Actually, it didn’t. What happened was that I had let Nathan use my PC for the repair work, because it’s really quick. Unfortunately, he accidentally hit the “Sleep” key on my keyboard, and (quite reasonably) the PC went to sleep. My PC doesn’t wake up. If it goes into sleep mode, it’s functionally the same as pressing the restart button, but without the same sense of finality. It provides you with that momentary sense of relief: wow, that was close, I could have hit the reset button instead! But then it won’t wake up. Grr. I had to switch the machine off and then on again, and, sure enough, all the VMs had to boot, and the Minecraft world had some problems. Major problems. The world was pretty much corrupted beyond my ability to repair.
We had a round table conference, and after much discussion, including teleconferencing in one of the remote players, we decided to drop the world and start from scratch. I committed to getting backups working, and we went our happy way.
Lightning struck a second time. Actually, we’re not sure if it was actually lightning, but the power went out. Actually, we are sure. It was toast being pushed down into the toaster that flipped out the breaker on that end of the house on the morning after the griefing, and before I’d set up the backups. I have three UPSs around the place, and it turns out that the one supporting my computer just wasn’t up to the task. Yes, I know I should have tested with that UPS, but that’s the cookie crumbling. Fortunately, no-one was playing at the time, and the minor corruption was able to be repaired. This galvanised me into action. Backups, here we come.
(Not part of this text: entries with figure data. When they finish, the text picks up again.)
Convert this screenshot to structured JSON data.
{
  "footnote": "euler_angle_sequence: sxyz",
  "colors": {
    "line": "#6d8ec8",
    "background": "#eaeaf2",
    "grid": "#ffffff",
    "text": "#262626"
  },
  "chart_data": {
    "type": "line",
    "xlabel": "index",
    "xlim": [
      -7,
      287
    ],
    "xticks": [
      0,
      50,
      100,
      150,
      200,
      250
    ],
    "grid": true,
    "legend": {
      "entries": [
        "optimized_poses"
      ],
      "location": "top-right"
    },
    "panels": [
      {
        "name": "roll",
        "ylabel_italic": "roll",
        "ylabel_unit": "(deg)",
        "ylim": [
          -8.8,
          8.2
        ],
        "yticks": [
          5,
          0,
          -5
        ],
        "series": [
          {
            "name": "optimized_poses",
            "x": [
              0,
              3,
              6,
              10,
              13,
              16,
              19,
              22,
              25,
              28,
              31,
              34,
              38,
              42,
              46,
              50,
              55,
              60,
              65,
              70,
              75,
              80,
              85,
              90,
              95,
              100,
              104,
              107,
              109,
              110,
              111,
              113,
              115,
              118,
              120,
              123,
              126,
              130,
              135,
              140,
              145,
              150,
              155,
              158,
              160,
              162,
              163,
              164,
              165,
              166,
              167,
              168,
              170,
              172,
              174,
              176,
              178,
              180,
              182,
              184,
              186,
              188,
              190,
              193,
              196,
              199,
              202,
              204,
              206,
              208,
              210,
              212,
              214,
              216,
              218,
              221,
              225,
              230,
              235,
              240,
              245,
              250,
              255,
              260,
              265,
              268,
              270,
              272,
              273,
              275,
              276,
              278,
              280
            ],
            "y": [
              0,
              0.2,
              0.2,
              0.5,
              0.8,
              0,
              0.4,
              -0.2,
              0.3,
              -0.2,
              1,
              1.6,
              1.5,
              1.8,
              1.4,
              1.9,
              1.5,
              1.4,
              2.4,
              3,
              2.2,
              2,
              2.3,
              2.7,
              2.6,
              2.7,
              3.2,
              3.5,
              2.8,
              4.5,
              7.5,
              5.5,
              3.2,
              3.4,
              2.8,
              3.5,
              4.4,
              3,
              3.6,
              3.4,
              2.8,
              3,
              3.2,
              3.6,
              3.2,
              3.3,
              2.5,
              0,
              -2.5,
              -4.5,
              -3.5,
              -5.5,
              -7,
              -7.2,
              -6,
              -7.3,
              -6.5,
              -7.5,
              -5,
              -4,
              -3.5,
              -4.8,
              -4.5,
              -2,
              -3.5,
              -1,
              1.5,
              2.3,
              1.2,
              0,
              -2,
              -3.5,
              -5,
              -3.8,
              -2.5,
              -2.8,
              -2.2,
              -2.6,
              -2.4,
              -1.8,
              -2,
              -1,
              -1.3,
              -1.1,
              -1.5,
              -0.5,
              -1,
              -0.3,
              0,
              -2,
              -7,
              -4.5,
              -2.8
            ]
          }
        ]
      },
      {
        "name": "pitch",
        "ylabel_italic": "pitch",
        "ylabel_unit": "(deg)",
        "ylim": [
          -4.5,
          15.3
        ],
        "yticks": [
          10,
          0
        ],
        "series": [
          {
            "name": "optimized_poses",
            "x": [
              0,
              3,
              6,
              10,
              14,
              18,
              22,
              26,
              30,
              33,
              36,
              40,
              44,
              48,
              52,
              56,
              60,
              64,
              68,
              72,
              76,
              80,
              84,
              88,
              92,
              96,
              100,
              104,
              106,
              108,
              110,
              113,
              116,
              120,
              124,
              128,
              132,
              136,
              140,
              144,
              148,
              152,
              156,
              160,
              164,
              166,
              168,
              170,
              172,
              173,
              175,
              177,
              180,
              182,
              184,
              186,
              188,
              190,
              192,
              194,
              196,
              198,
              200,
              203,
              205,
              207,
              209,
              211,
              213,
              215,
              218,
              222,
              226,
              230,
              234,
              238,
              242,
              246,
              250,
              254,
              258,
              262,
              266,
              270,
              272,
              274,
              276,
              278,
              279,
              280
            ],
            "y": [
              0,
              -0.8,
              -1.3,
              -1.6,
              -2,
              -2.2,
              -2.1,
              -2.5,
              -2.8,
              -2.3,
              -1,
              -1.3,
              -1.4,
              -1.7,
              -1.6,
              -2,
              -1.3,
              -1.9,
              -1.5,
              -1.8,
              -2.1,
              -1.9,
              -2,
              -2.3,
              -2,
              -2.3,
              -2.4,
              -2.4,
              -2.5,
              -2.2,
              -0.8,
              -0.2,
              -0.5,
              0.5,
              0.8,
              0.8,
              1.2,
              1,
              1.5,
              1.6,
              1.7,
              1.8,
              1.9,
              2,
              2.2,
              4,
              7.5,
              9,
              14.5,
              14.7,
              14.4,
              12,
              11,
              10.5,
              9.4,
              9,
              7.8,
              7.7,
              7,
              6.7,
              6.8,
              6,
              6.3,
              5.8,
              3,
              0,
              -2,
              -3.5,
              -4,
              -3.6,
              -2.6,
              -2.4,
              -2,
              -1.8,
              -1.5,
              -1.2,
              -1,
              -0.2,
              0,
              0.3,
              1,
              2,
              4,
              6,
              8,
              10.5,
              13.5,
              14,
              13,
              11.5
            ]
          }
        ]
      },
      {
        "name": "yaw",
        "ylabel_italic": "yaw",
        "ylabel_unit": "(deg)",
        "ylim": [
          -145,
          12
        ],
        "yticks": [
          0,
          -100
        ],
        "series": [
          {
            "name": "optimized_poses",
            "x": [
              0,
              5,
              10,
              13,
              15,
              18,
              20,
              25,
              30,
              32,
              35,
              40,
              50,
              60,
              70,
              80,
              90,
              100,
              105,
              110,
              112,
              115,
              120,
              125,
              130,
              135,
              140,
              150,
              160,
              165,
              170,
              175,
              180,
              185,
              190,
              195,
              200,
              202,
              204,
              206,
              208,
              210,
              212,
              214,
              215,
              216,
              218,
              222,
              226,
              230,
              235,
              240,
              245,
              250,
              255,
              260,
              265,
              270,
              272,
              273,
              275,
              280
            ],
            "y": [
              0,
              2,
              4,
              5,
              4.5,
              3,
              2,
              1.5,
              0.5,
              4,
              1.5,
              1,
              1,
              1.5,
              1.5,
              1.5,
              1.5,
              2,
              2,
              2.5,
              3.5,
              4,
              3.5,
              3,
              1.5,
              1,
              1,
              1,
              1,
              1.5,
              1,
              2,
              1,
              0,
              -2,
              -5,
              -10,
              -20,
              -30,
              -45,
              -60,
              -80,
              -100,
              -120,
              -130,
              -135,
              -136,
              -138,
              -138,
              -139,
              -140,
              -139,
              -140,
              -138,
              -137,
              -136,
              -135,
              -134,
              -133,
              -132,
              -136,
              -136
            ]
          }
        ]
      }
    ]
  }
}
I figured that the server would have to stop for backups, and then be restarted. So the way to do that would be to have the server running as a SysV daemon, stop it at backup time, make the backup, and then restart it.
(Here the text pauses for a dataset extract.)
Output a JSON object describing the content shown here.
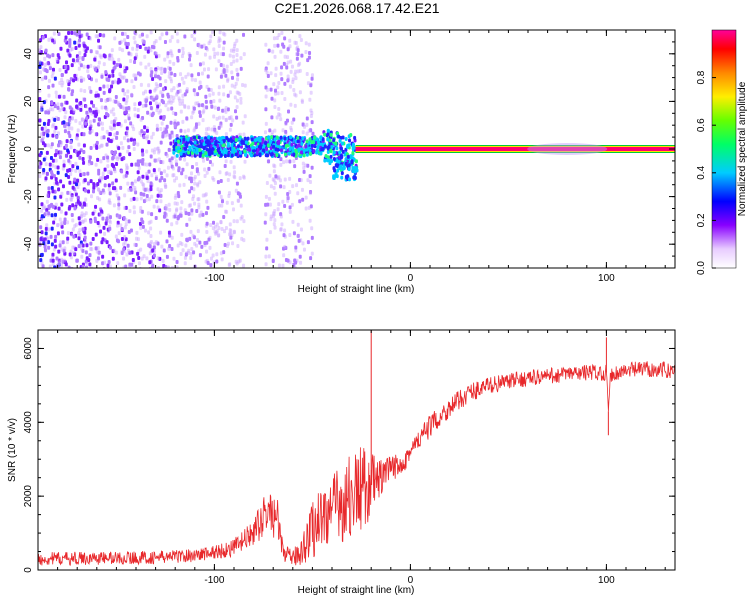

I scoured around the net for SysV startup scripts for minecraft, and found this one. That link will take you to a newsgroup article with a link to download the script. I downloaded it, started to install it, and then started running into problems. I figured that I would just get the server running as a daemon started by root. Uh uh. This one won’t do it. That made sense when I thought it through, because I don’t know how secure the server program is, and I don’t want to have to su to root when I want to fiddle with it.
OK, so I had a “minecraft” user already set up, and I figured that I would just do it with that user. Nope. The README file for this script says that that particular username is too long. Use “miner”, it says. So I set up the “miner” user, and put the rc.minecraft script into /etc/init.d. Once I’d done that, I needed to get it so that it would start the server at boot. I did this with the following command:
# chkconfig -s rc.minecraft on
I also needed to make some configuration stuff available to the server. According to the doco, the script looks in /etc and /etc/init for a minecraft.conf file. Fine, so I did the following:
# cd /etc/init.d # ./rc.minecraft dumpconfig > /home/miner/.minecraft.conf # chown miner.miner /home/miner/.minecraft.conf # cd ../init # ln -s /home/miner/.minecraft.conf minecraft.conf
OK, that’s good. Now the server will start when the computer starts, stop when the computer stops, and I can edit ~/.minecraft.conf as miner to change any of the script parameters.
Now what about the backup? As the miner user, I created a script file with the following lines:
#!/bin/bash /etc/init.d/rc.minecraft stop tar cfz "/home/miner/backup.`date +%Y%m%d`.tgz" /home/miner/mc-server/ /etc/init.d/rc.minecraft start
Then I edited the miner crontab file ($crontab -e) and added the following line:
0 3 * * * /bin/bash /home/miner/backup.sh
This means that at 3am every morning, the server will be stopped, a backup will be made and put into a tarball named with today’s date, and the server will start back up again. Perfect!
Oh, and I switched off the sleep key on my keyboard. Sigh.
Many thanks are due to Dagmar d’Surreal for his init script.